An example of the imperative shell is the main completion service:

package com.github.lucatume.completamente.services

class Completion() : InlineCompletionProvider {
    override suspend fun getSuggestion(request: InlineCompletionRequest): InlineCompletionSuggestion {
        val project: Project = request.editor.project ?: return StringSuggestion("")

        val services = Services(
            settings = ApplicationManager.getApplication().getService(Settings::class.java),
            cache = project.service<SuggestionCache>(),
            chunksRingBuffer = project.service<ChunksRingBuffer>(),
            backgroundJobs = project.service<BackgroundJobs>(),
            httpClient = project.service<HttpClient>().getHttpClient()
        )

        val suggestionResult: SuggestionResult = getSuggestionPure(
            services,
            request,
            prev,
            indentLast,
            lastFile,
            lastLine
        )

        lastFile = request.editor.virtualFile.canonicalPath
        lastLine = request.editor.caretModel.logicalPosition.line

        prev = suggestionResult.prev
        indentLast = suggestionResult.indentLast

        return suggestionResult.suggestion
    }
}

The service will then call the getSuggestionPure function passing it the required services.

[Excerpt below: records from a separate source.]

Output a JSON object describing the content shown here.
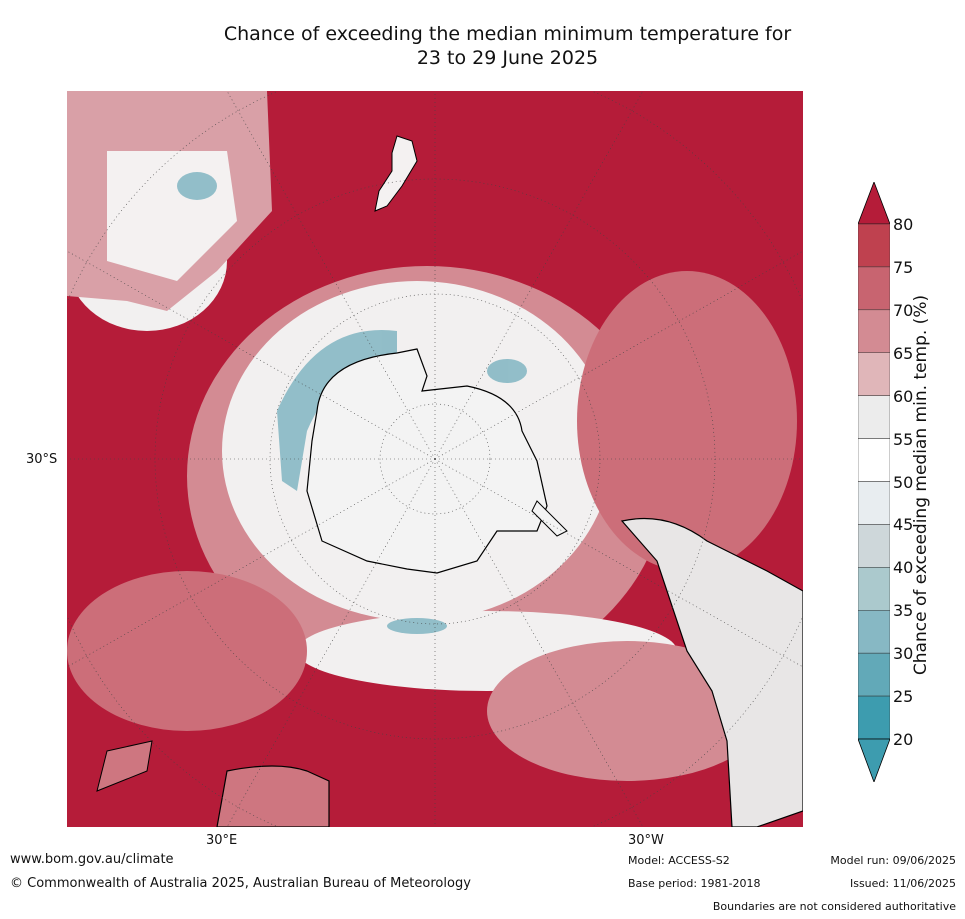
{
  "title_line1": "Chance of exceeding the median minimum temperature for",
  "title_line2": "23 to 29 June 2025",
  "map": {
    "projection": "south-polar",
    "lat_label": "30°S",
    "lon_labels": [
      "30°E",
      "30°W"
    ],
    "dominant_color": "#b51c39"
  },
  "colorbar": {
    "label": "Chance of exceeding median min. temp. (%)",
    "ticks": [
      "80",
      "75",
      "70",
      "65",
      "60",
      "55",
      "50",
      "45",
      "40",
      "35",
      "30",
      "25",
      "20"
    ],
    "colors": [
      "#b51c39",
      "#bf414f",
      "#c86470",
      "#d38b93",
      "#e0b6b9",
      "#ececec",
      "#ffffff",
      "#e8edf0",
      "#ced7da",
      "#abc9cd",
      "#87b8c4",
      "#62a9b8",
      "#3d9caf"
    ]
  },
  "footer": {
    "website": "www.bom.gov.au/climate",
    "copyright": "© Commonwealth of Australia 2025, Australian Bureau of Meteorology",
    "model": "Model: ACCESS-S2",
    "base_period": "Base period: 1981-2018",
    "model_run": "Model run: 09/06/2025",
    "issued": "Issued: 11/06/2025",
    "disclaimer": "Boundaries are not considered authoritative"
  }
}
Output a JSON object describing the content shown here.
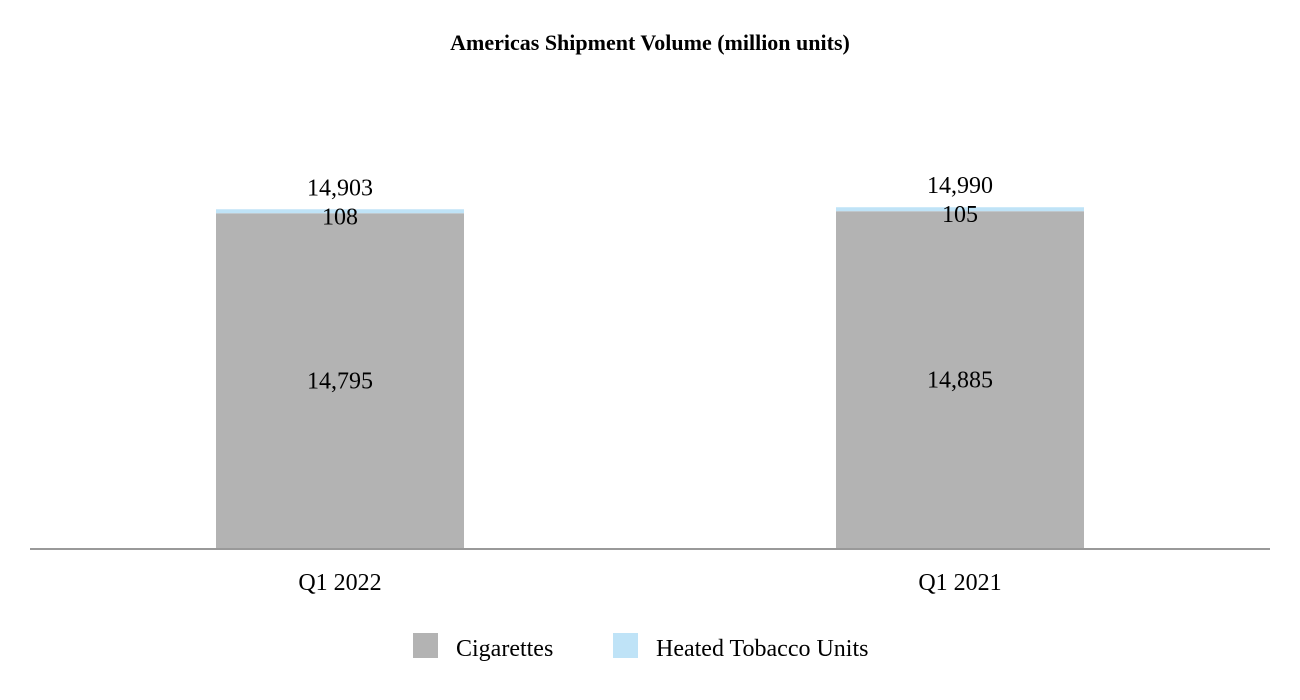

Is the getSuggestionPure() function "pure", then? Hell, no. There are file reads, cache lookups and request to the LLM server, but all its dependencies are injected and they can be easily mocked in tests. Personally that is all I care about: a function is "pure enough" to be tested easily.

Closing thoughts

This was a fun and useful project.

I knew nothing about Kotlin before and I know little now, but at least have a better understanding of how I can extend the family of IDEs I work with everyday (the IntelliJ ones).

I now have a copilot solution that runs locally and that, on my pretty beefy Mac, can provide inline suggestions based on the Qwen 30b model with very low latency. For someone using "airplane mode" all too often, this is a boon.

Finally, it was a good lesson in architecture understanding and planning and how an LLM can help in that phase.
The need to write pure (in the functional sense of the word) code in ecosystems more and more integrated with non-deterministic LLMs (same input, different output) has forced a number of architectural decisions it was fun to make and reflect on.

I've pushed the code online in all its imperfect glory, no support for it and no plan to release it on the IntelliJ marketplace yet, but who knows.
Once I'm confident I've squashed all the major issues I will give it some thought.